Depuis l’arrivée du capitaine Ibrahim Traoré à la tête du Burkina Faso, le pays connaît une transformation profonde marquée par une centralisation accrue de la gestion publique. Si les discours officiels mettent en avant la souveraineté et la réorganisation stratégique, la réalité socio-économique sur le terrain s’avère bien différente. Derrière les déclarations de rupture, la population burkinabè, et en particulier le secteur commercial, s’enfonce dans une détresse silencieuse, prise dans un engrenage de restrictions où la concertation a cédé la place aux décisions unilatérales.
Dernier exemple de cette gouvernance verticale : le conflit qui oppose depuis plusieurs mois le ministère du Commerce aux vendeurs de cyclomoteurs. Les nouvelles mesures imposées par les autorités visent à réglementer strictement la vente, les prix et l’usage des deux-roues, ce qui a porté un coup sévère à un secteur déjà fragilisé.

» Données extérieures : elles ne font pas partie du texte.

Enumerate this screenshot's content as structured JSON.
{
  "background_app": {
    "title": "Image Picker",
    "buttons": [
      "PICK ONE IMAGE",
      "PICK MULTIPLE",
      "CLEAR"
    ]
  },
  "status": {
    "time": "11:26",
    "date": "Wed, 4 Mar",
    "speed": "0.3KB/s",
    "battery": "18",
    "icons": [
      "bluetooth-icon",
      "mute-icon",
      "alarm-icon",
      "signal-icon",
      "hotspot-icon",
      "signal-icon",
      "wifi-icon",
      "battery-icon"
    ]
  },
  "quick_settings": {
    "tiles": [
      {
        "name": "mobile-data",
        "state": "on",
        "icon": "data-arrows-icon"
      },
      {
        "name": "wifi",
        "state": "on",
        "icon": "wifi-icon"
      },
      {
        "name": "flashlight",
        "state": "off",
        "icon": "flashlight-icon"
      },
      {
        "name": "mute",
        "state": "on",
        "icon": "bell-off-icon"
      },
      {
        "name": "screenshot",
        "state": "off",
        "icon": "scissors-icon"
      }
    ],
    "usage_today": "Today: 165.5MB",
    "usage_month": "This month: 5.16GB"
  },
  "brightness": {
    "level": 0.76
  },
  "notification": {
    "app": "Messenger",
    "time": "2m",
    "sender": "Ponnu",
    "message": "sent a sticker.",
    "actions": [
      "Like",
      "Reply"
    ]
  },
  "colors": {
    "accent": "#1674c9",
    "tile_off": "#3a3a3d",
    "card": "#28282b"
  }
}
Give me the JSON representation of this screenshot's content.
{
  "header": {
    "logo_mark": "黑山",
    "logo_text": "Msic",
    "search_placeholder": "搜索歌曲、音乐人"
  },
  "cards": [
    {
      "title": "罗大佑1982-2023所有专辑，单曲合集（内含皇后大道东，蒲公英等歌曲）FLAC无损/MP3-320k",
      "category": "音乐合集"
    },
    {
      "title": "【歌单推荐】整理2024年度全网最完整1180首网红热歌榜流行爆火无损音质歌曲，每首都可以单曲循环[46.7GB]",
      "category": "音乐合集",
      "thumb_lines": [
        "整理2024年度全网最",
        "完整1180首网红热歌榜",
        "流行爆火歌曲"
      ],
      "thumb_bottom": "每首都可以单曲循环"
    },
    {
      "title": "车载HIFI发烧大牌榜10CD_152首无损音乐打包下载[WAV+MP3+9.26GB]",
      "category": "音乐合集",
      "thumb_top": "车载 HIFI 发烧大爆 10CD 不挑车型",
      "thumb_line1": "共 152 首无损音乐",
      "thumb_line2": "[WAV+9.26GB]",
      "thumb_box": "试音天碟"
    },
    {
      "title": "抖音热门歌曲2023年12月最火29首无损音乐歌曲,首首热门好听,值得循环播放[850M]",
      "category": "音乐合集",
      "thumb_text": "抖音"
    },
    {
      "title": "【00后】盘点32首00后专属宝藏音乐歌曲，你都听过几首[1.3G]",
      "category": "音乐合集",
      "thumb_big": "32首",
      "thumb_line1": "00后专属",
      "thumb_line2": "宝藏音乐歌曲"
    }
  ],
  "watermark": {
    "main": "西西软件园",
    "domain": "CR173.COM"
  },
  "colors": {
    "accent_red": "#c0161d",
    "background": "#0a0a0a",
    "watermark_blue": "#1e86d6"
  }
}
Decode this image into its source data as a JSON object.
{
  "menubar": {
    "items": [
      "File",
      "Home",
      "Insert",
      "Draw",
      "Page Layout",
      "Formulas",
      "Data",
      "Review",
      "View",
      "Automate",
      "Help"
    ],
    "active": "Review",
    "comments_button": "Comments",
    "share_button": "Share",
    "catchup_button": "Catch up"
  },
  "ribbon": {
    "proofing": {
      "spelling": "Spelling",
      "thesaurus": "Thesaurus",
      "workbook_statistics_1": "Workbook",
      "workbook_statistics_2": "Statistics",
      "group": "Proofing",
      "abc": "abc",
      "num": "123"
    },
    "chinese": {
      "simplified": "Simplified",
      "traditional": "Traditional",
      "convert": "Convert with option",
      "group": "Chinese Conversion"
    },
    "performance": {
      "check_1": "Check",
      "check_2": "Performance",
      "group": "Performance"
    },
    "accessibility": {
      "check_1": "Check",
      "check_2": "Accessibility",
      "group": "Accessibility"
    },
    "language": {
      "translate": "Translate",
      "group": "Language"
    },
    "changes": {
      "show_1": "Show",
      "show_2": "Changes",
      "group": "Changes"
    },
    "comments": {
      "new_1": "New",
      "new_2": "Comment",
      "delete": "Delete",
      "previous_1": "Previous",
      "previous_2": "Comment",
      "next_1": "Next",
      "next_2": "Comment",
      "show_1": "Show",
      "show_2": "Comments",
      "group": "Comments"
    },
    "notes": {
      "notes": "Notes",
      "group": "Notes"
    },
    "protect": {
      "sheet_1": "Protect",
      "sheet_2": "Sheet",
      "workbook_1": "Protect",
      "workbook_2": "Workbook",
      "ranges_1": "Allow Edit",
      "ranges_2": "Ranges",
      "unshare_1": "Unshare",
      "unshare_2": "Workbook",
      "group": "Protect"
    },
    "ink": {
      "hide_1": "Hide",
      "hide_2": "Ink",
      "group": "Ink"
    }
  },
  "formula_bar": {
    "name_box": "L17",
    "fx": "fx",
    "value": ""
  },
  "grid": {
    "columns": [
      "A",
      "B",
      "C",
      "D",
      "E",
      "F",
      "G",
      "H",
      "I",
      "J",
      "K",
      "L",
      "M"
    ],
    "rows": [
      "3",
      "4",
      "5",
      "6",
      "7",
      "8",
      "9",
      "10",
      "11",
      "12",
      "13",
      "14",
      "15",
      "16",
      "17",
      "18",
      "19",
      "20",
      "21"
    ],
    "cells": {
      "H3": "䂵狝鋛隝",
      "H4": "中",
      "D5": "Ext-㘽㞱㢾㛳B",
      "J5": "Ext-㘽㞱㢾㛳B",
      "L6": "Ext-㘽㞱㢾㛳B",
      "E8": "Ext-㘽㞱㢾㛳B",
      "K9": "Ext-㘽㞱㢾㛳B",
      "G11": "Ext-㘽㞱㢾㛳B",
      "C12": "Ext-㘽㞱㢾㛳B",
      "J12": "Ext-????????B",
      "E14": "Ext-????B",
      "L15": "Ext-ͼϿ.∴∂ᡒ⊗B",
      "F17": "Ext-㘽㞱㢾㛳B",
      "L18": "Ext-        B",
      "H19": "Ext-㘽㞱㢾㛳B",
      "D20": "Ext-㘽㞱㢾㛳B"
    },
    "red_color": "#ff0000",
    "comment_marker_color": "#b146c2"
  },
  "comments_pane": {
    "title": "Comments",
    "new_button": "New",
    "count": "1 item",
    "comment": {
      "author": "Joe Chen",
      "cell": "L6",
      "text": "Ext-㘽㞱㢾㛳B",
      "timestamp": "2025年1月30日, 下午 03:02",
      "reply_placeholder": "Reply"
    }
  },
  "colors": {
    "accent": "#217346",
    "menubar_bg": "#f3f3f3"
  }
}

Un secteur vital pris en tenaille
Au Burkina Faso, la moto n’est pas un luxe : elle constitue un élément essentiel de la mobilité urbaine et rurale, ainsi qu’une source de revenus pour des milliers de familles. En s’attaquant à la régulation des prix et en limitant les conditions de vente ainsi que la circulation de certains modèles, le régime militaire touche à un secteur clé.
Sur les marchés de Ouagadougou et de Bobo-Dioulasso, le mécontentement est perceptible, bien que discret. Les commerçants dénoncent une rupture totale du dialogue social :
« Avant, il existait des espaces de discussion. Aujourd’hui, les ordres viennent d’en haut et doivent être exécutés sans discussion. Si l’on proteste, on est qualifié d’antipatriote », confie sous le couvert de l’anonymat un important importateur local.
La spirale du silence et de l’autoritarisme
Depuis la prise de pouvoir du capitaine Traoré, les acteurs économiques décrivent un climat où une seule volonté s’impose à la nation. Cette centralisation excessive engendre une imprévisibilité chronique pour les affaires. Les opérateurs économiques sont pris entre deux feux : d’un côté, la hausse des coûts d’importation et les réalités du marché mondial ; de l’autre, des injonctions étatiques rigides fixant les prix de vente en dessous du seuil de rentabilité.
Les conséquences de cette politique autoritaire sont immédiates :
- Asphyxie financière : les petits revendeurs, incapables de respecter les marges imposées, risquent la faillite.
- Pénuries artificielles : face au gel des prix, certains importateurs suspendent leurs commandes, menaçant l’offre.
- Insécurité juridique : les nouvelles restrictions de circulation, officiellement justifiées par des raisons sécuritaires, paralysent le transport de marchandises dans plusieurs localités.
Le cri du cœur d’une économie aux abois
La souffrance du peuple burkinabè, et en particulier de sa classe marchande, se vit désormais en silence. Dans un contexte de transition militaire stricte, la crainte de représailles empêche toute expression publique des griefs. Pourtant, la réalité économique est tenace : la prospérité ne se décrète pas par simple ordonnance.
En voulant tout contrôler, de la chaîne logistique à l’usage quotidien des citoyens, le pouvoir de transition prend le risque de rompre le fragile équilibre économique qui maintient le pays à flot. Pour les commerçants de deux-roues, le constat est amer : la souveraineté économique tant vantée ressemble de plus en plus à un dirigisme étouffant.